本次优化对 habit/core/machine_learning/evaluation/metrics.py 模块进行了全面改进，在保持向后兼容的前提下，实现了性能提升和功能增强。

主要优化

1. 性能优化：混淆矩阵缓存 🚀

问题：之前每个指标函数都独立计算混淆矩阵，导致重复计算8次。

解决方案：引入 MetricsCache 类

class MetricsCache:
    """Cache confusion matrix to avoid repeated calculations."""
    @property
    def confusion_matrix(self):
        if self._cm is None:
            self._cm = metrics.confusion_matrix(self.y_true, self.y_pred)
        return self._cm

性能提升：约 8倍速度提升（从8次混淆矩阵计算降至1次）

使用方法：

# Enable cache (default)
metrics = calculate_metrics(y_true, y_pred, y_prob, use_cache=True)

# Disable cache
metrics = calculate_metrics(y_true, y_pred, y_prob, use_cache=False)

2. 扩展Target Metrics支持 💡

新增支持的指标：

✅ Sensitivity（已支持）
✅ Specificity（已支持）
✅ PPV (Precision) - 新增
✅ NPV - 新增
✅ F1-score - 新增
✅ Accuracy - 新增

使用示例：

targets = {
    'sensitivity': 0.91,
    'specificity': 0.91,
    'ppv': 0.85,           # New
    'npv': 0.90,           # New
    'f1_score': 0.88       # New
}

result = calculate_metrics_at_target(y_true, y_pred_proba, targets)

备注

PPV/NPV/F1等指标需要遍历所有阈值计算，性能开销较大，但必要。

3. Fallback机制：最接近阈值 🎯

问题：当没有阈值能同时满足所有目标时（如目标过高），之前会直接返回空结果。

解决方案：自动寻找"最接近"的阈值

result = calculate_metrics_at_target(
    y_true, y_pred_proba,
    {'sensitivity': 0.99, 'specificity': 0.99},  # Impossible targets
    fallback_to_closest=True,
    distance_metric='euclidean'  # 'euclidean', 'manhattan', or 'max'
)

# Return structure
{
    'closest_threshold': {
        'threshold': 0.5234,
        'metrics': {...},
        'distance_to_target': 0.0523,
        'satisfied_targets': ['sensitivity'],
        'unsatisfied_targets': ['specificity'],
        'warning': 'No threshold satisfies all targets.

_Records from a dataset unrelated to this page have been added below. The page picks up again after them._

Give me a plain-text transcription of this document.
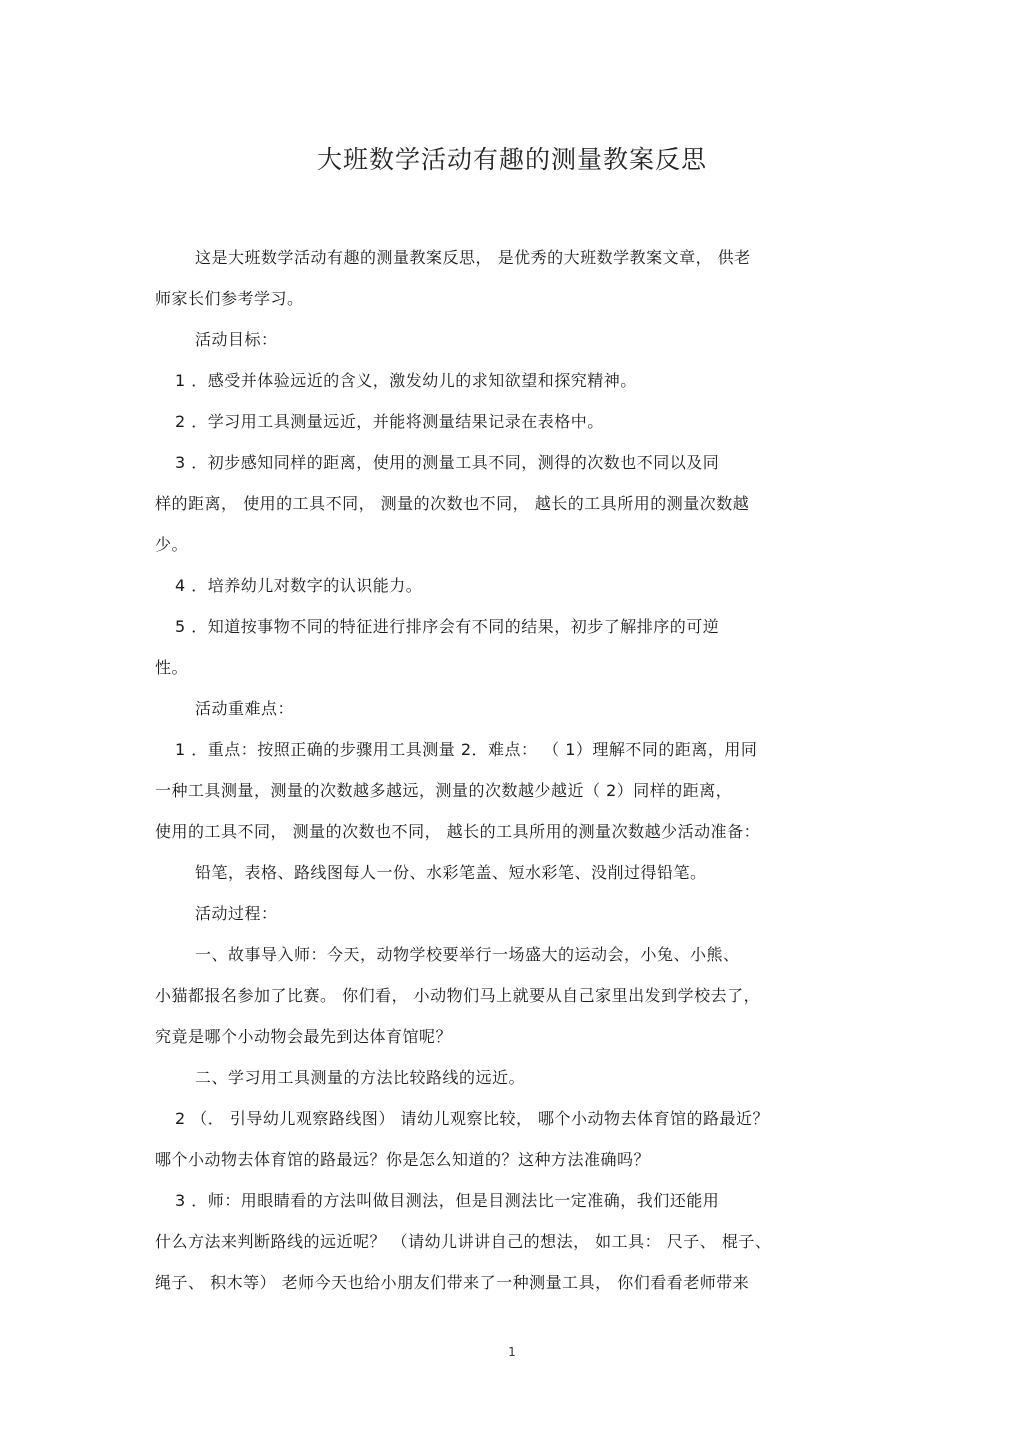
大班数学活动有趣的测量教案反思
这是大班数学活动有趣的测量教案反思， 是优秀的大班数学教案文章， 供老
师家长们参考学习。
活动目标：
1 ．感受并体验远近的含义，激发幼儿的求知欲望和探究精神。
2 ．学习用工具测量远近，并能将测量结果记录在表格中。
3 ．初步感知同样的距离，使用的测量工具不同，测得的次数也不同以及同
样的距离， 使用的工具不同， 测量的次数也不同， 越长的工具所用的测量次数越
少。
4 ．培养幼儿对数字的认识能力。
5 ．知道按事物不同的特征进行排序会有不同的结果，初步了解排序的可逆
性。
活动重难点：
1 ．重点：按照正确的步骤用工具测量 2．难点： （ 1）理解不同的距离，用同
一种工具测量，测量的次数越多越远，测量的次数越少越近（ 2）同样的距离，
使用的工具不同， 测量的次数也不同， 越长的工具所用的测量次数越少活动准备：
铅笔，表格、路线图每人一份、水彩笔盖、短水彩笔、没削过得铅笔。
活动过程：
一、故事导入师：今天，动物学校要举行一场盛大的运动会，小兔、小熊、
小猫都报名参加了比赛。 你们看， 小动物们马上就要从自己家里出发到学校去了，
究竟是哪个小动物会最先到达体育馆呢？
二、学习用工具测量的方法比较路线的远近。
2 （． 引导幼儿观察路线图） 请幼儿观察比较， 哪个小动物去体育馆的路最近？
哪个小动物去体育馆的路最远？你是怎么知道的？这种方法准确吗？
3 ．师：用眼睛看的方法叫做目测法，但是目测法比一定准确，我们还能用
什么方法来判断路线的远近呢？ （请幼儿讲讲自己的想法， 如工具： 尺子、 棍子、
绳子、 积木等） 老师今天也给小朋友们带来了一种测量工具， 你们看看老师带来
1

This is the closest match.'
    }
}

距离度量：

euclidean: √Σ(actual - target)²（默认）
manhattan: Σ|actual - target|
max: max(|actual - target|)

警告

严格避免数据泄露：

训练集：找到最接近阈值
测试集：应用训练集的阈值（不重新搜索）

4. 智能阈值选择策略 🧠

问题：当多个阈值都满足条件时，如何选择最优？

解决方案：三种策略

策略1：First（快速）

result = calculate_metrics_at_target(..., threshold_selection='first')
# Return first threshold that meets criteria

策略2：Youden（经典）

result = calculate_metrics_at_target(..., threshold_selection='youden')
# Return threshold with maximum Youden index
# Youden = Sensitivity + Specificity - 1

策略3：Pareto+Youden（推荐）⭐

result = calculate_metrics_at_target(..., threshold_selection='pareto+youden')
# 1. Find all Pareto-optimal thresholds (not dominated by others)
# 2. Select the one with maximum Youden index among Pareto-optimal

返回结构：

{
    'best_threshold': {
        'threshold': 0.5222,
        'metrics': {...},
        'strategy': 'pareto+youden',
        'youden_index': 0.8792,
        'pareto_optimal_count': 3  # Number of Pareto-optimal thresholds
    }
}

5. 类别筛选功能 📋

功能：按类别筛选要计算的指标

# Calculate only basic metrics (fast)
basic_metrics = calculate_metrics(
    y_true, y_pred, y_prob,
    categories=['basic']
)
# Returns: accuracy, sensitivity, specificity, ppv, npv, f1_score, auc

# Calculate only statistical metrics
stat_metrics = calculate_metrics(
    y_true, y_pred, y_prob,
    categories=['statistical']
)
# Returns: hosmer_lemeshow_p_value, spiegelhalter_z_p_value

# Calculate multiple categories
metrics = calculate_metrics(
    y_true, y_pred, y_prob,
    categories=['basic', 'statistical']
)

# Calculate all metrics (default)
all_metrics = calculate_metrics(y_true, y_pred, y_prob)

6. 多分类支持准备 🔮

当前状态：

✅ AUC：已支持多分类（One-vs-Rest）
✅ 基础指标：新增多分类支持（macro average）

多分类示例：

# Binary classification (current behavior)
cm = [[TN, FP],
      [FN, TP]]
sensitivity = TP / (TP + FN)

# Multi-class classification (new support)
cm = [[c00, c01, c02],
      [c10, c11, c12],
      [c20, c21, c22]]
# Per-class recall, then macro average

向后兼容性 ✅

所有现有代码 无需修改，默认行为保持不变：

# Old code still works
metrics = calculate_metrics(y_true, y_pred, y_prob)
result = calculate_metrics_at_target(y_true, y_prob, {'sensitivity': 0.9})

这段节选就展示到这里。